The process of identifying, measuring and communicating relevant economic information (business transactions) about the business to a variety of users for decision making.
What is the process of identifying?
Identifying transactions that are able to be reliably measured and recorded.
What is the process of measuring?
Analysing, recording and classifying transactions.
Putting them into numerical value
What is the process of communicating?
Communicating is putting the measured information into a way that can be viewed more easily.
Via income statements, balance sheets and statements of cash flow.
What is the process of decision making?
Decision making is what happens as a result of viewing the communicated information.
The status of the business is looked upon and it is decided where to go from there.
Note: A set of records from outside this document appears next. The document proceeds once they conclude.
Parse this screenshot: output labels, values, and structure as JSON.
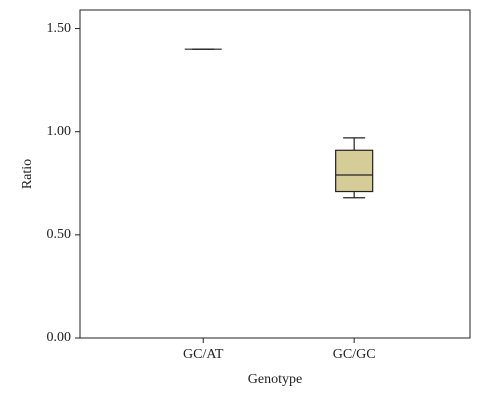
{
  "chart_data": {
    "type": "box",
    "x_label": "Genotype",
    "y_label": "Ratio",
    "categories": [
      "GC/AT",
      "GC/GC"
    ],
    "min": [
      1.4,
      0.68
    ],
    "q1": [
      1.4,
      0.71
    ],
    "median": [
      1.4,
      0.79
    ],
    "q3": [
      1.4,
      0.91
    ],
    "max": [
      1.4,
      0.97
    ],
    "color": "#d6cc98",
    "ylim": [
      0,
      1.59
    ],
    "yticks": [
      {
        "value": 0,
        "label": "0.00"
      },
      {
        "value": 0.5,
        "label": "0.50"
      },
      {
        "value": 1,
        "label": "1.00"
      },
      {
        "value": 1.5,
        "label": "1.50"
      }
    ]
  }
}
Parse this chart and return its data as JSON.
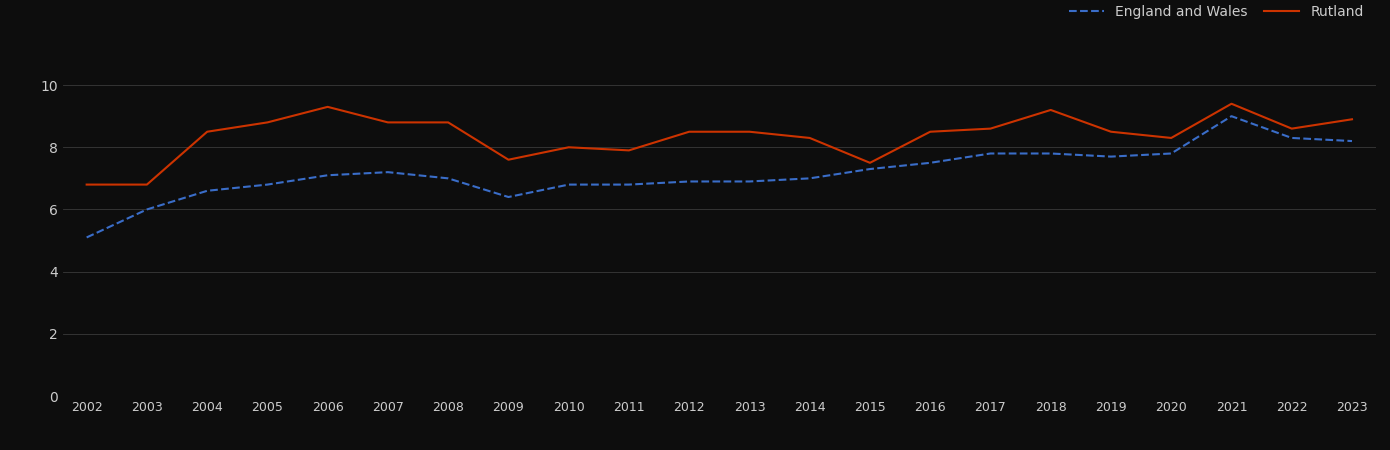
{
  "years": [
    2002,
    2003,
    2004,
    2005,
    2006,
    2007,
    2008,
    2009,
    2010,
    2011,
    2012,
    2013,
    2014,
    2015,
    2016,
    2017,
    2018,
    2019,
    2020,
    2021,
    2022,
    2023
  ],
  "england_wales": [
    5.1,
    6.0,
    6.6,
    6.8,
    7.1,
    7.2,
    7.0,
    6.4,
    6.8,
    6.8,
    6.9,
    6.9,
    7.0,
    7.3,
    7.5,
    7.8,
    7.8,
    7.7,
    7.8,
    9.0,
    8.3,
    8.2
  ],
  "rutland": [
    6.8,
    6.8,
    8.5,
    8.8,
    9.3,
    8.8,
    8.8,
    7.6,
    8.0,
    7.9,
    8.5,
    8.5,
    8.3,
    7.5,
    8.5,
    8.6,
    9.2,
    8.5,
    8.3,
    9.4,
    8.6,
    8.9
  ],
  "england_wales_color": "#3a6dc8",
  "rutland_color": "#cc3300",
  "background_color": "#0d0d0d",
  "grid_color": "#3a3a3a",
  "text_color": "#cccccc",
  "ylim": [
    0,
    11
  ],
  "yticks": [
    0,
    2,
    4,
    6,
    8,
    10
  ],
  "legend_labels": [
    "England and Wales",
    "Rutland"
  ],
  "line_width": 1.5
}
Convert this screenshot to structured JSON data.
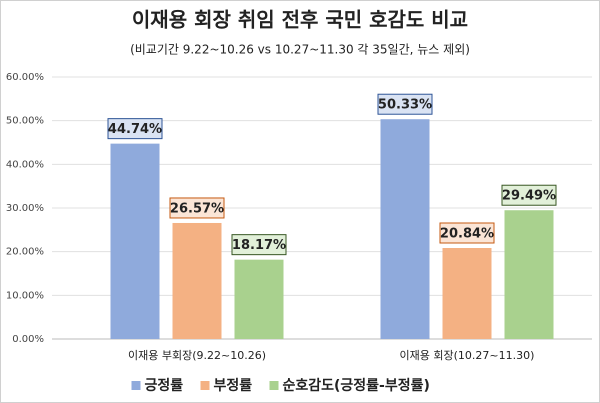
{
  "chart_data": {
    "type": "bar",
    "title": "이재용 회장 취임 전후 국민 호감도 비교",
    "subtitle": "(비교기간 9.22~10.26 vs 10.27~11.30 각 35일간, 뉴스 제외)",
    "categories": [
      "이재용 부회장(9.22~10.26)",
      "이재용 회장(10.27~11.30)"
    ],
    "series": [
      {
        "name": "긍정률",
        "color": "#8faadc",
        "values": [
          44.74,
          50.33
        ],
        "value_labels": [
          "44.74%",
          "50.33%"
        ]
      },
      {
        "name": "부정률",
        "color": "#f4b183",
        "values": [
          26.57,
          20.84
        ],
        "value_labels": [
          "26.57%",
          "20.84%"
        ]
      },
      {
        "name": "순호감도(긍정률-부정률)",
        "color": "#a9d18e",
        "values": [
          18.17,
          29.49
        ],
        "value_labels": [
          "18.17%",
          "29.49%"
        ]
      }
    ],
    "ylim": [
      0,
      60
    ],
    "yticks": [
      {
        "value": 0,
        "label": "0.00%"
      },
      {
        "value": 10,
        "label": "10.00%"
      },
      {
        "value": 20,
        "label": "20.00%"
      },
      {
        "value": 30,
        "label": "30.00%"
      },
      {
        "value": 40,
        "label": "40.00%"
      },
      {
        "value": 50,
        "label": "50.00%"
      },
      {
        "value": 60,
        "label": "60.00%"
      }
    ],
    "grid": true,
    "legend": "bottom"
  }
}
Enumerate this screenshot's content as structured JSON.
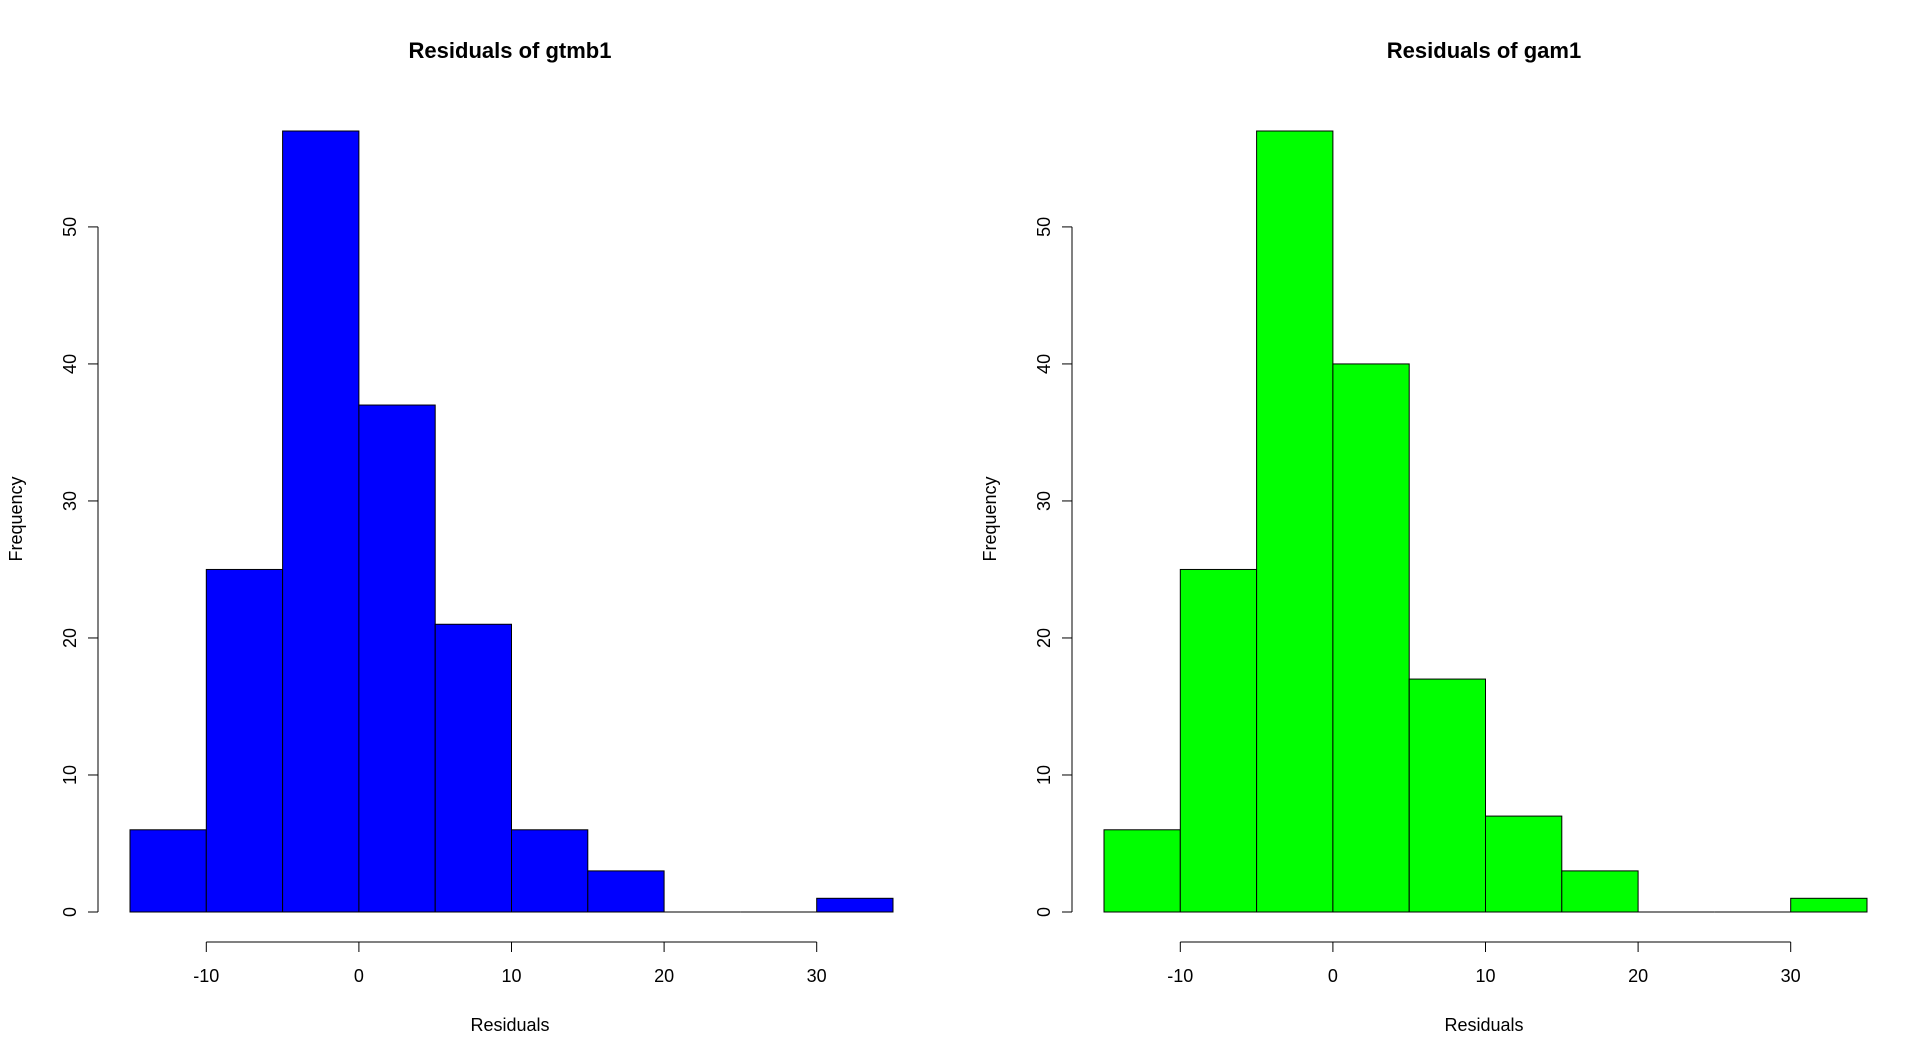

Whether current business and it’s ways are working.
The communication is used for a range of decisions by external and internal users.
What is a process?
A series of actions or steps taken to achieve a desired ending.
What is the definition of entities?
Entities can be the parties in which transactions take place between.
What is the definition of assets?
What the business owns.
Examples:
- cash
- inventory
What are liabilities?
Liabilities are things that the business owes to other entities.
What is equity?
Equity is the difference between the value of the assets and the value of the liabilities of something owned
What is a business transaction?
A business transaction is the external exchange of something of value between two or more entities (one is the business firm).
- Can be reliably measured and recorded
- Affect assets, liabilities and equity
What is relevant information?
Information that makes a difference in decision making.
What is accounting information?
Data about a business entity’s transactions.
Special purpose reports
Financial statement or financial report that is prepared for a limited group of people to view.
General purpose report
A financial report or statement prepared for external users to view.
What are accounts receivable?
Anything that is owed to us
Why is financial accounting?
It is the type of accounting that deals with preparation of financial statements primarily for external parties.
- Has a lot of regulations (because it’s work is viewed by external parties)
- Statements prepared in accordance with Generally Accepted Accounting Principles
- Focus is on recording transactions and turning them into useful information
What is management accounting?
A type of accounting that is internally focused and generally only of use to the company.
- Preparing internal reports (special purpose reports) for management to assist with their decision making
- Not regulated by as many rules
What are Drawings?
Money that the owner takes out of the business in which is owed to them from their personal investments into the business
What are accounts receivable?
Accounts and other entities that owe the business money.
What is revenue (income)?
Amounts earned by a business - inflows into the business.
What are expenses?
Amounts incurred to earn income - outflows from the business
What is profit?
Profit is the result of the income minus the expenses. It is the money made and owed to the owner.
What are dividends?
A sum of money paid regularly by a company to its shareholders out of its profits (reserves).